| |
Yaz başında Ankara
SABAH'ın Ankara'daki "Yaza merhaba" davetinde Türkiye'yi yöneten kadroların önde gelen temsilcileriyle sohbet etme imkanını bulduk. Gözlemimizi tek cümleyle özetlememiz gerekirse, siyasiler yorgun, bürokratlar bezgin, yüksek yargı ise gergin. Buna, bugüne kadar halının altına süpürülmüş veya zamanın çürütücü etkisine bırakılmış sorunların, önümüzdeki günlerde iç ve dış dinamiklerin etkisiyle masaya getirilmesi olasılığından duyulan kaygı ve tedirginliği de ekleyebiliriz. Kıbrıs Rum kesimini de gümrük birliği kapsamına alan Ek Protokol'un Meclis'ten geçirilip geçirilmemesi kavgası gibi... Ermenistan sınırının açılması taleplerinin zorlamaya dönüşmesi gibi... ABD ve AB'nin, Suriye'yi "ağır tecrite alma" politikalarının delinmesini önlemek için Türkiye'ye tam saha pres uygulamaları gibi... Ve en önemlisi, son noktanın konulduğu bildirilen Müzakere Çerçeve Belgesi'nde Türkiye'de kıyamet koparacak, hatta AB hevesini öldürecek koşul ve taleplerin yer alması korkusu gibi...
Kamuoyunu hazırlamak Brüksel'den gelen haberler, ne yazık ki, bu korkuları doğrulayıcı nitelikte. Kendi derdine düşen AB'nin, halklarına "Merak etmeyin, Türkiye çok uzun süre, belki de hiçbir zaman aramıza katılmayacak" mesajı ya da güvencesi vermek için, belgeye akla gelebilecek her türlü olumsuz unsuru eklediği anlaşılıyor. Zaten o nedenle TÜSİAD Başkanı Ömer Sabancı kamuoyunu hazırlama kampanyasının düğmesine bastı. "Karşılaşacağımız en önemli şok dalgası, Müzakere Çerçevesi denilen metin olacak. Kıbrıs'tan ucu açık müzakereye ve imtiyazlı ortaklığa kadar birçok olumsuz ifade bu metinde veya birtakım demeçlerde önümüze çıkabilir" diyor Sabancı ve ekliyor: "Oyunun kuralı, Türkiye'nin de kendi müzakere çerçevesini ortaya koyması, bu siyasal söyleme kendi kararlı ve özgüvenli siyasal görüşleriyle karşılık vermesidir. Burada önemli olan müzakerelere 3 Ekim'de başlamaktır." Sonra da üç öneri sıralıyor: 1- Gelişmeleri doğru okuyarak, doğru stratejiler tespit etmek. 2- Kendi ekonomik, siyasal ve sosyal gündemimizi kesintisiz olarak sürdürmek. 3- Toplumla diyalog kanallarını açık tutarak, bu ulusal projenin toplumsal desteğini sürekli yüksek tutmak.

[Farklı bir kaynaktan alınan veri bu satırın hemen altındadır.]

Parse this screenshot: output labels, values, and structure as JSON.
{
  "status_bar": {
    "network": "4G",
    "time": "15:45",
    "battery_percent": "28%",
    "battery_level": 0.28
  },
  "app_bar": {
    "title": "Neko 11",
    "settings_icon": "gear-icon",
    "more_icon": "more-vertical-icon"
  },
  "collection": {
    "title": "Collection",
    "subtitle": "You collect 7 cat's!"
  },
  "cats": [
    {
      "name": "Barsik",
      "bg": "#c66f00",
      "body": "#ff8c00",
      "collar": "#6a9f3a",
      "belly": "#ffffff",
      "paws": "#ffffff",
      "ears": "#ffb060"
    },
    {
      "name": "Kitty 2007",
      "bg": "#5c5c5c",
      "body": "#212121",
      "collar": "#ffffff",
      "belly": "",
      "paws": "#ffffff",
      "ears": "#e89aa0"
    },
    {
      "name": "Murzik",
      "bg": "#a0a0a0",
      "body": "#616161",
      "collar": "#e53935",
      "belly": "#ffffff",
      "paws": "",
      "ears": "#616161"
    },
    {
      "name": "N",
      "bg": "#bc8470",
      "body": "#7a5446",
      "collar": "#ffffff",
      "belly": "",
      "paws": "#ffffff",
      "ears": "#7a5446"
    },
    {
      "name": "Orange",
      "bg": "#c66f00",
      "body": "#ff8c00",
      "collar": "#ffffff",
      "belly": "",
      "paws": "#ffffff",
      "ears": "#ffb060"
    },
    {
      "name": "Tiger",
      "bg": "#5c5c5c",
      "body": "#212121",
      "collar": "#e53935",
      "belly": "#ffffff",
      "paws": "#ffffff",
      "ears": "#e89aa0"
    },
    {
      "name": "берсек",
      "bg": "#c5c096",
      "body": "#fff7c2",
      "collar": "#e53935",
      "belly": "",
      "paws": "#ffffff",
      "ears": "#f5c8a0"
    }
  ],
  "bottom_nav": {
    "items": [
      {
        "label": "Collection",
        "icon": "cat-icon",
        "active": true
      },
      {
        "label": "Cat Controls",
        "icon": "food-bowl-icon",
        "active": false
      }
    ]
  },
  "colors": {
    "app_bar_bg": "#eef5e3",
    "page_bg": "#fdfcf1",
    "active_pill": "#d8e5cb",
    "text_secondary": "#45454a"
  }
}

Ankara hapşırırsa TÜSİAD'ın önerileri doğru. Ancak birkaç önemli nokta unutulmuş: Ortada kesintisiz sürdürülecek ekonomik, siyasal ve sosyal gündem yok. Daha doğrusu biri bitmeden bir yenisi icat edilen yapay tartışmalar, gerçek gündemin yolunu tıkıyor. Ayrıca yorgunluk nedeniyle çabuk parlayan bir siyasal kadro var. Örneğin Alman parlamentosunda oybirliğiyle kabul edilen Ermeni tasarısının sorumluluğunu Başbakan Schröder'e yükleyen Başbakan Erdoğan'ın "Ben siyasetin omurgalı olanını seviyorum" çıkışıyla yarattığı tahribat kimbilir ne kadar sürede onarılabilecek... Yöneticilerin yorgun ve asabi bir tablo sergilediği dönemde halkın nasıl şevkli, soğukkanlı ve kararlı olabileceğini, doğrusu çok merak ediyoruz. Ankara'nın Türkiye gerçeğini yansıtmadığını düşünebilirsiniz. Ama Türkiye, Ankara'dan yönetiliyor. Hem de her zamankinden sıkı şekilde. O yüzden de Ankara hapşırınca, Türkiye nezle oluyor. Dileriz yaz tatili Ankara kadrolarına bezginliği atmak, moral tazelemek için bir fırsat oluşturur. Türkiye tarihinde bir dönemeç olacak kritik sonbaharda kazaya uğramamak için tek ümidimiz bu. Davetin sonunda bir siyasetçi vedalaşırken iç çekerek "Ne olacak bu memleketin hali" diye sordu. Cevabınız var mı?